俺個人としちゃ反吐が出るが、その感情を持つ事自体は否定しねェよ。

だが、その覚悟は本当に揺らがねェのか。
手前ェが取り戻したい奴を取り戻す為に世界を滅ぼす覚悟じゃねェ。


――想った奴に、『世界を滅ぼさせる』覚悟だ。

手前ェが死を否定したくなる程に想った奴と一緒に生きた世界だ。
間違えるなよ、手前ェは今自分の愛した奴にその生も、想いも全部『否定させようとして』んだよ。

もう一度考えろ。
その末路が本当に『美しい』のかをよ。



「やっと到着か、面倒な道程を走らせやがって」
 崩壊する幽世を踏破して、異変の中心点までたどり着いた屍は、さんざ手間をかけさせてくれた此度の元凶を藪睨みする。その羅刹女はと言えば長い黒髪を振り乱し、背中の翼を羽ばたかせ、尾でめちゃくちゃに地面を叩き――ともかく正気の様子とは思えない。
「やっと会えたのよ……やっと叶ったのよ……諦めたくない……手放したくない……そう思うのはいけないことなの……?!」
 目からは血の涙を流して、喉も枯れんばかりに泣き叫び。翼が巻き起こす旋風は刃をはらんだ破壊の嵐となる。道中も厄介だったがここは更に面倒くさそうな様子だと、屍はしかめっ面のまま溜息を吐いた。

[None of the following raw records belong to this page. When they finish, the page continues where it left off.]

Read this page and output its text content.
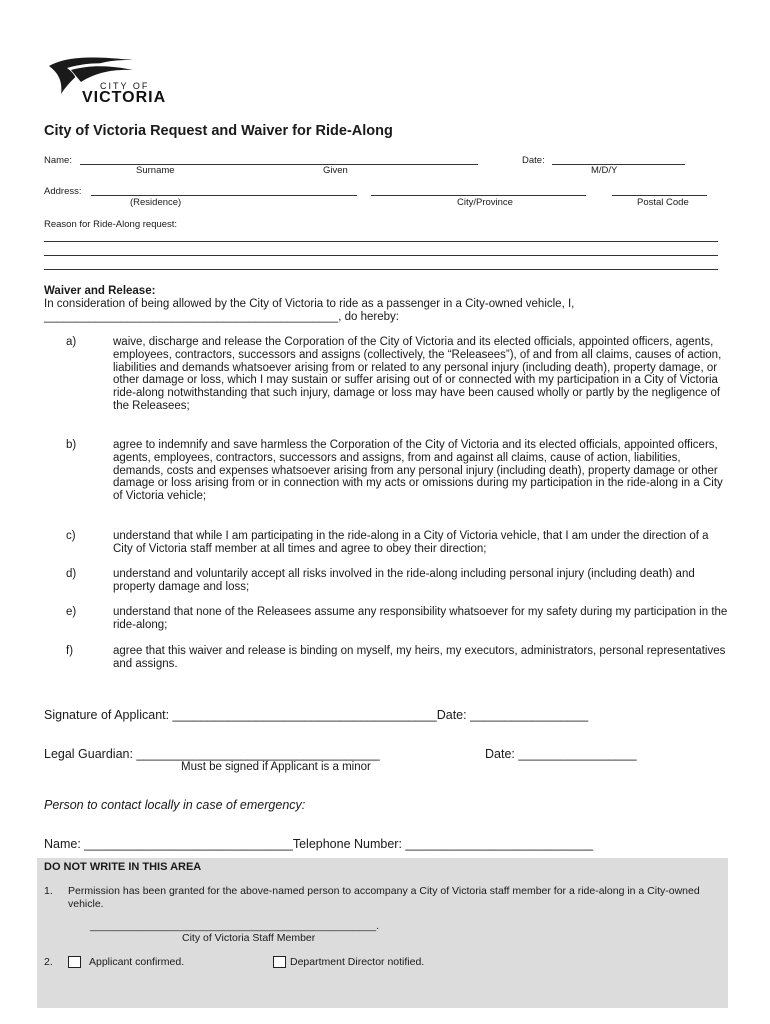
CITY OF
VICTORIA
City of Victoria Request and Waiver for Ride-Along
Name:
Surname	Given
Date:
M/D/Y
Address:
(Residence)	City/Province	Postal Code
Reason for Ride-Along request:
Waiver and Release:
In consideration of being allowed by the City of Victoria to ride as a passenger in a City-owned vehicle, I,
______________________________________________, do hereby:
a)	waive, discharge and release the Corporation of the City of Victoria and its elected officials, appointed officers, agents, employees, contractors, successors and assigns (collectively, the “Releasees”), of and from all claims, causes of action, liabilities and demands whatsoever arising from or related to any personal injury (including death), property damage, or other damage or loss, which I may sustain or suffer arising out of or connected with my participation in a City of Victoria ride-along notwithstanding that such injury, damage or loss may have been caused wholly or partly by the negligence of the Releasees;
b)	agree to indemnify and save harmless the Corporation of the City of Victoria and its elected officials, appointed officers, agents, employees, contractors, successors and assigns, from and against all claims, cause of action, liabilities, demands, costs and expenses whatsoever arising from any personal injury (including death), property damage or other damage or loss arising from or in connection with my acts or omissions during my participation in the ride-along in a City of Victoria vehicle;
c)	understand that while I am participating in the ride-along in a City of Victoria vehicle, that I am under the direction of a City of Victoria staff member at all times and agree to obey their direction;
d)	understand and voluntarily accept all risks involved in the ride-along including personal injury (including death) and property damage and loss;
e)	understand that none of the Releasees assume any responsibility whatsoever for my safety during my participation in the ride-along;
f)	agree that this waiver and release is binding on myself, my heirs, my executors, administrators, personal representatives and assigns.
Signature of Applicant: ______________________________________Date: _________________
Legal Guardian: ___________________________________	Date: _________________
Must be signed if Applicant is a minor
Person to contact locally in case of emergency:
Name: ______________________________Telephone Number: ___________________________
DO NOT WRITE IN THIS AREA
1. Permission has been granted for the above-named person to accompany a City of Victoria staff member for a ride-along in a City-owned vehicle.
_________________________________________________.
City of Victoria Staff Member
2.	Applicant confirmed.	Department Director notified.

「……手前ェが何に縋って何を代わりにしようが手前ェの勝手だ」
 右手には白い刀身の直剣「レグルス」、左手には黒刃の大剣「アビス・チェルナム」を構え、ぶっきらぼうに語りながら【暗黒剣・仇狩り】の構えを取る屍。敵を見据えるその眼光は鋭いが、それは相手の全てを否定し尽くすような、敵意に満ちたものではない。
「俺個人としちゃ反吐が出るが、その感情を持つ事自体は否定しねェよ」
「だったら……邪魔を、しないで……ッ!!!」
 荒れ狂う翼刃の嵐が一点に向けられ、哭き喚く羅刹女の叫びとともに屍に襲い掛かる。
 だが彼は視線を揺らがすことなく攻撃の軌道を見切り、両手の双剣を巧みに操って、降りしきる刃のことごとくを叩き落とした。

「だが、その覚悟は本当に揺らがねェのか」
「っ……覚悟、ですって……?」
 不動のまま無傷で攻撃を捌ききり、なおも言葉を浴びせる屍に、羅刹女はたじろいだ。
 覚悟ならある。何を犠牲にしてでも私は想い人と再会の瞬間を永遠にする。先刻までの彼女ならすぐにそう答えただろう、だがそれを読んでいたように彼の言葉は続けられる。
「手前ェが取り戻したい奴を取り戻す為に世界を滅ぼす覚悟じゃねェ。――想った奴に、『世界を滅ぼさせる』覚悟だ」
「…………ッ!!!」
 そう告げられた時、羅刹女の心を貫いた衝撃はどんな刃よりも鋭かったやもしれない。
 分かっていなかったとは言わせねえと、なおも翼刃を捌く屍の目には有無を言わせぬ圧があり。かけられる言葉は、なおも厳しく。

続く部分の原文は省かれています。